In 2025, Russo Farms has been taking advantage of recent modernization of its equipment, utilizing new technology and making sure that it offers its customers the best quality and freshest product in the industry.
“We’re doing more in that regard, and might even be getting a drone this year,” Russo said. “The things we have purchased already, it’s worked out really well. The quality has never been better. We have gone through the entire spring with all the product off our farm without a single issue or rejection. I don’t know too many who can say that.”

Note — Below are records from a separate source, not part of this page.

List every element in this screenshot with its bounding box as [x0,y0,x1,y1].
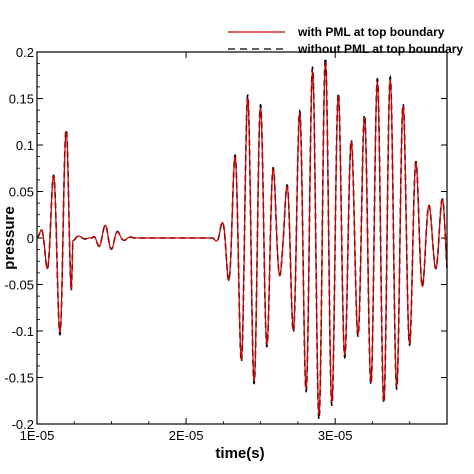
y-tick-label: -0.2 [12,417,34,432]
y-axis-ticks: 0.2 0.15 0.1 0.05 0 -0.05 -0.1 -0.15 -0.2 [4,45,447,432]
legend: with PML at top boundary without PML at … [228,25,463,56]
y-tick-label: 0.2 [16,45,34,60]
plot-series [36,56,448,422]
x-axis-ticks: 1E-05 2E-05 3E-05 [20,52,411,443]
y-tick-label: 0 [27,231,34,246]
y-axis-title: pressure [1,206,18,269]
x-tick-label: 1E-05 [20,428,55,443]
legend-label-with-pml: with PML at top boundary [297,25,445,39]
x-tick-label: 3E-05 [318,428,353,443]
y-tick-label: 0.1 [16,138,34,153]
y-tick-label: -0.1 [12,324,34,339]
y-tick-label: 0.05 [9,185,34,200]
y-tick-label: -0.15 [4,371,34,386]
series-line-with-pml [36,61,448,417]
x-tick-label: 2E-05 [169,428,204,443]
y-tick-label: -0.05 [4,278,34,293]
legend-label-without-pml: without PML at top boundary [297,42,463,56]
y-tick-label: 0.15 [9,92,34,107]
x-axis-title: time(s) [215,445,264,462]
plot-frame [36,51,448,425]
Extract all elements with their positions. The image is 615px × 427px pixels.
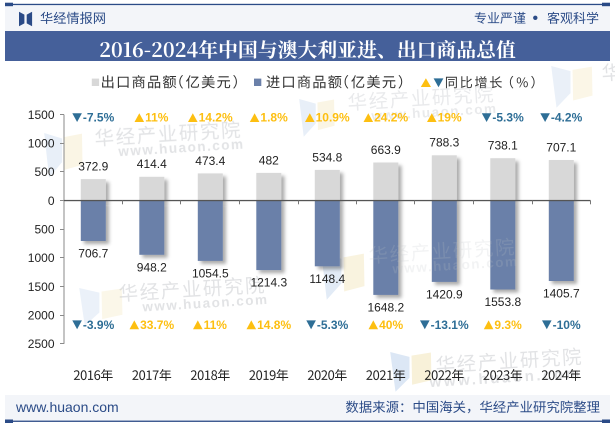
svg-text:1420.9: 1420.9 <box>426 288 463 302</box>
svg-text:948.2: 948.2 <box>137 260 167 274</box>
svg-text:2000: 2000 <box>28 308 55 322</box>
svg-text:1214.3: 1214.3 <box>250 276 287 290</box>
svg-text:663.9: 663.9 <box>371 143 401 157</box>
svg-text:1148.4: 1148.4 <box>309 272 345 286</box>
svg-text:-7.5%: -7.5% <box>83 111 115 125</box>
svg-text:-5.3%: -5.3% <box>492 111 524 125</box>
svg-text:11%: 11% <box>145 111 169 125</box>
svg-text:40%: 40% <box>379 318 403 332</box>
svg-text:1500: 1500 <box>28 108 55 122</box>
svg-text:-4.2%: -4.2% <box>551 111 583 125</box>
svg-text:500: 500 <box>34 165 54 179</box>
svg-text:1553.8: 1553.8 <box>484 295 521 309</box>
svg-text:1000: 1000 <box>28 251 55 265</box>
svg-text:14.8%: 14.8% <box>257 318 291 332</box>
svg-text:2500: 2500 <box>28 337 55 351</box>
svg-text:372.9: 372.9 <box>78 160 108 174</box>
svg-text:788.3: 788.3 <box>429 136 459 150</box>
svg-text:707.1: 707.1 <box>546 140 576 154</box>
svg-text:1000: 1000 <box>28 137 55 151</box>
svg-text:0: 0 <box>48 194 55 208</box>
svg-text:www.huaon.com: www.huaon.com <box>15 399 119 415</box>
svg-text:1648.2: 1648.2 <box>367 301 404 315</box>
svg-text:706.7: 706.7 <box>78 247 108 261</box>
svg-text:11%: 11% <box>204 318 228 332</box>
svg-text:-3.9%: -3.9% <box>83 318 115 332</box>
svg-text:1405.7: 1405.7 <box>543 287 580 301</box>
svg-text:19%: 19% <box>438 111 462 125</box>
svg-text:1054.5: 1054.5 <box>192 267 229 281</box>
svg-text:534.8: 534.8 <box>312 150 342 164</box>
svg-text:33.7%: 33.7% <box>140 318 174 332</box>
svg-text:738.1: 738.1 <box>488 139 518 153</box>
svg-text:10.9%: 10.9% <box>316 111 350 125</box>
svg-text:500: 500 <box>34 223 54 237</box>
svg-text:-10%: -10% <box>553 318 581 332</box>
svg-text:473.4: 473.4 <box>195 154 225 168</box>
svg-text:-5.3%: -5.3% <box>317 318 349 332</box>
svg-text:1.8%: 1.8% <box>260 111 288 125</box>
svg-text:482: 482 <box>259 153 279 167</box>
svg-text:14.2%: 14.2% <box>199 111 233 125</box>
svg-text:414.4: 414.4 <box>137 157 167 171</box>
svg-text:1500: 1500 <box>28 280 55 294</box>
svg-text:-13.1%: -13.1% <box>431 318 469 332</box>
svg-text:9.3%: 9.3% <box>494 318 522 332</box>
svg-text:24.2%: 24.2% <box>374 111 408 125</box>
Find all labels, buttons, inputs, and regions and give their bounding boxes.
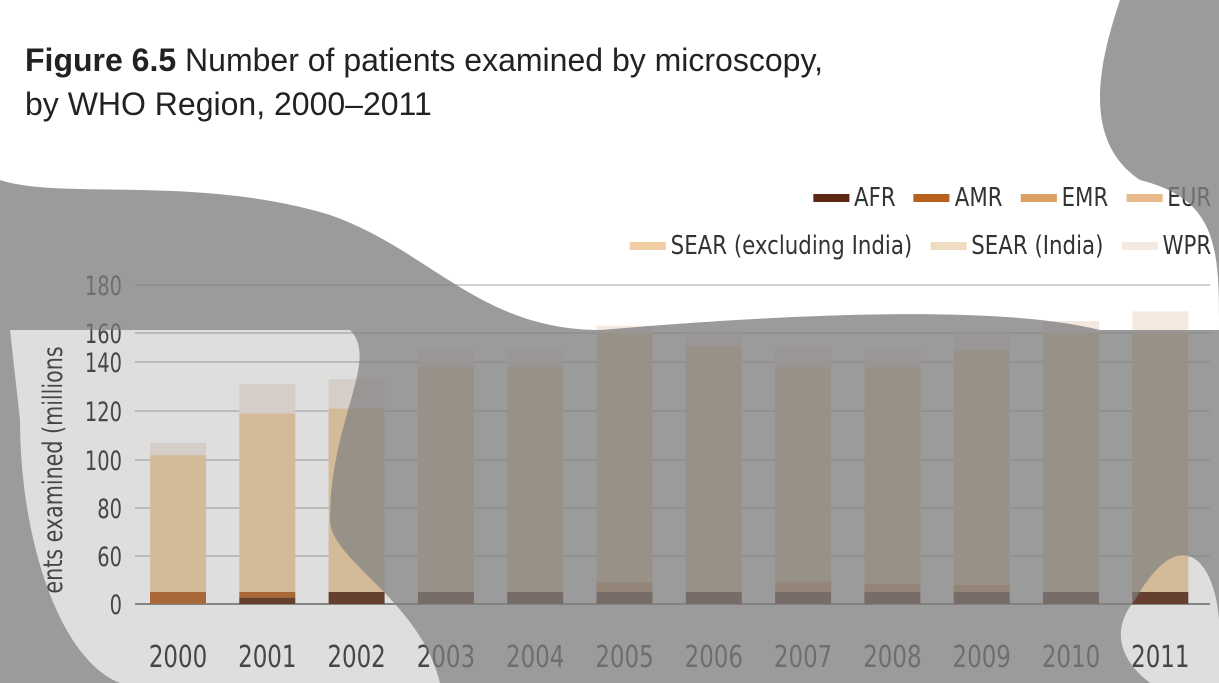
bar-segment-sear-excluding-india-2006 [685,346,742,592]
y-tick-label: 80 [97,493,122,525]
bar-segment-wpr-2002 [328,379,385,409]
y-axis-label: ents examined (millions [37,346,68,593]
bar-segment-wpr-2011 [1132,311,1189,333]
bar-segment-afr-2007 [775,592,832,604]
bar-segment-wpr-2001 [239,384,296,414]
y-tick-label: 160 [85,318,122,350]
bar-segment-sear-excluding-india-2007 [775,366,832,582]
x-tick-label: 2004 [506,639,564,675]
bar-segment-afr-2011 [1132,592,1189,604]
y-tick-label: 140 [85,347,122,379]
bar-segment-afr-2006 [685,592,742,604]
bar-segment-amr-2001 [239,592,296,598]
bar-segment-sear-excluding-india-2011 [1132,333,1189,592]
bar-segment-sear-excluding-india-2001 [239,413,296,592]
bar-segment-wpr-2009 [953,333,1010,351]
x-tick-label: 2005 [595,639,653,675]
bar-segment-afr-2003 [417,592,474,604]
bar-segment-afr-2008 [864,592,921,604]
x-tick-label: 2001 [238,639,296,675]
bar-segment-sear-excluding-india-2003 [417,366,474,592]
bar-segment-sear-excluding-india-2009 [953,350,1010,585]
bar-segment-wpr-2006 [685,333,742,347]
bar-segment-sear-excluding-india-2000 [150,455,206,592]
bar-segment-sear-excluding-india-2004 [507,366,564,592]
x-tick-label: 2007 [774,639,832,675]
y-tick-label: 60 [97,541,122,573]
bar-segment-afr-2010 [1043,592,1099,604]
x-tick-label: 2002 [327,639,385,675]
bar-segment-afr-2009 [953,592,1010,604]
bar-segment-wpr-2008 [864,348,921,367]
x-tick-label: 2011 [1131,639,1189,675]
bar-segment-emr-2007 [775,581,832,592]
bar-segment-sear-excluding-india-2008 [864,366,921,584]
x-tick-label: 2003 [417,639,475,675]
bar-segment-afr-2005 [596,592,653,604]
y-tick-label: 100 [85,445,122,477]
bar-segment-sear-excluding-india-2002 [328,408,385,592]
bar-segment-afr-2001 [239,597,296,604]
bar-segment-afr-2004 [507,592,564,604]
bar-segment-sear-excluding-india-2010 [1043,333,1099,592]
bar-segment-wpr-2005 [596,325,653,333]
bar-segment-afr-2002 [328,592,385,604]
bar-segment-emr-2008 [864,584,921,592]
y-tick-label: 0 [110,589,122,621]
bar-segment-emr-2009 [953,584,1010,592]
bar-segment-wpr-2010 [1043,321,1099,333]
bar-segment-wpr-2003 [417,348,474,367]
x-tick-label: 2000 [149,639,207,675]
bar-segment-amr-2000 [150,592,206,604]
bar-segment-sear-excluding-india-2005 [596,333,653,583]
bar-segment-wpr-2007 [775,347,832,367]
bar-segment-wpr-2004 [507,348,564,367]
x-tick-label: 2008 [863,639,921,675]
bar-segment-emr-2005 [596,582,653,592]
y-tick-label: 120 [85,396,122,428]
x-tick-label: 2006 [685,639,743,675]
x-tick-label: 2010 [1042,639,1100,675]
bar-segment-wpr-2000 [150,442,206,456]
y-tick-label: 180 [85,270,122,302]
x-tick-label: 2009 [953,639,1011,675]
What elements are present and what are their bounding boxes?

Not that there aren’t challenges impacting the company. Along with the forementioned “too much product” out there, Russo points to labor and higher costs for just about everything across the board as issues Russo Farms is dealing with.
“The main thing is to work with the customers we have and really be consistent,” he said. “Our whole business is not about home runs; it never has been and never will be. It’s about consistency and a lot of things we do is on a year-round basis. That’s why we’re focused on what we do. We focus on and grow our core items.”
Working in New Jersey, the company goes from its core items from the winter to a bigger variety in the summer, working with its neighbors on things like peaches, blueberries, peppers, squash, lettuce and more.
“The best part of working with Jersey product is that it’s in my backyard,” Russo said. “For instance, our lettuces, we pack them in the field, they’re cooled and on the truck that night. It’s a big differentiator from California where the product is four-days old when it arrives on a good scenario. If we do everything right, the customer will get four more days shelf life.”
That is particularly important for yellow squash, he added, which no matter how good the weather is, on the best day, the product is breaking down, so the sooner it gets at the customer’s door, the better.
“A lot of the items grown in New Jersey, like eggplants, the minute they are picked, they start to show age,” Russo said.
Behind the scenes at the company, Russo Farms brought in two new high-level managers — Anthony Mortellite, whose family has been in blueberries for his entire life; and Rafael Perez, who is working in logistics and production.